Дядя Коля зарабатывал на жизнь торговлей. У него был плоский деревянный ящик, куда он укладывал золотые и серебряные побрякушки: кольца, серьги, броши, браслеты, цепочки и разную блестящую мелочь. С этим ящиком дядя Коля уезжал. По нескольку дней его не было. Возвращался домой с гостинцами, а деньги отдавал тете Шуре – красивой стройной женщине с пучком черных волос. Она была великолепной хозяйкой и очень вкусно готовила. В кухне и комнате она поддерживала порядок и чистоту, а я старался ей во всем помогать. Она никогда не заставляла меня что-либо делать.
В такой жизни очень быстро пробежали зимние дни. Но что-то у моих опекунов изменилось, и они переехали на новое место жительства, в город Ровно.

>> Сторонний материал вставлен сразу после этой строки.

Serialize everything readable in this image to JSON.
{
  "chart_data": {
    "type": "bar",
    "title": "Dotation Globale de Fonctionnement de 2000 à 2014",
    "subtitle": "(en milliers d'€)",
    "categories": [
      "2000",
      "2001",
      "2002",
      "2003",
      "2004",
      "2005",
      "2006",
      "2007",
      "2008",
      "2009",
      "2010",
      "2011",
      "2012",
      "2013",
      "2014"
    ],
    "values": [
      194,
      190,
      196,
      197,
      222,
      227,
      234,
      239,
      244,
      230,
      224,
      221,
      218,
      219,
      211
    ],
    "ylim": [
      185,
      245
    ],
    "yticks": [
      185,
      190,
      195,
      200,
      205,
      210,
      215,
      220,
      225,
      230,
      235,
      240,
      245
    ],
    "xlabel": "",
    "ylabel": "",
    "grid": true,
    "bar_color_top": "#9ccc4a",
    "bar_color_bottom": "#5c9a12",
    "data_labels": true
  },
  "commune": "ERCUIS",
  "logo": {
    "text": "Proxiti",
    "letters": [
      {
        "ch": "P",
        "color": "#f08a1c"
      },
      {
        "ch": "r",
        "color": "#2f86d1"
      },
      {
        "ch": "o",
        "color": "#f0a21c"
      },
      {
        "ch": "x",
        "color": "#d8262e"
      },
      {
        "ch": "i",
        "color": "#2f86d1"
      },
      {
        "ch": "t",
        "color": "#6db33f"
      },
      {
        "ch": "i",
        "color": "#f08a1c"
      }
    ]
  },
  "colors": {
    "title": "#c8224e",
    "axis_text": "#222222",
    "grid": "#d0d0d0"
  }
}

А перед этим за мной приехал отец, и мы уехали на попутной подводе по Луцкому тракту на какой-то хутор. Там в маленьком глинобитном домишке жила семья Бойко. Хозяин – крупного телосложения добродушный украинец, в прошлом матрос Балтийского флота, его жена – маленькая симпатичная эстонка. Они поженились в Ревеле (ныне – Таллин). В гражданскую войну они покинули родину, приехали в Польшу, где и обосновались на этом маленьком хуторе. Здесь у них родился сынишка Сережа. Был он года на два моложе меня.
Отец оставил меня в семье Бойко, а сам уехал. Разместили меня в маленькой кухне. Здесь был земляной, холодный пол. На этом полу, на мешке, набитом соломой, я спал. В соседней маленькой комнатушке жили хозяева.
Возле дома был разбит небольшой огород, где росли огурцы, лук, картофель, фасоль. В пристроечке содержалось несколько гусей. Это была очень бедная семья, питались впроголодь. Мне казалось, что я никогда не наемся досыта.
Мне поручили выгонять и пасти гусей. Травы поблизости не было. Частенько под моросящим дождем сидел я на меже возле гусей и чувствовал себя самым несчастным на свете. Шепотом молил Боженьку, чтобы услышал меня и отправил в Россию к моей дорогой маме.
В кухне почему-то всегда было холодно, и согревался я лишь на своем мешке, когда ложился спать, укрывшись с головой самотканым рядном. Мучительно медленно тянулись дни. Уже зацвела картошка, выросли огурцы, когда неожиданно появился отец.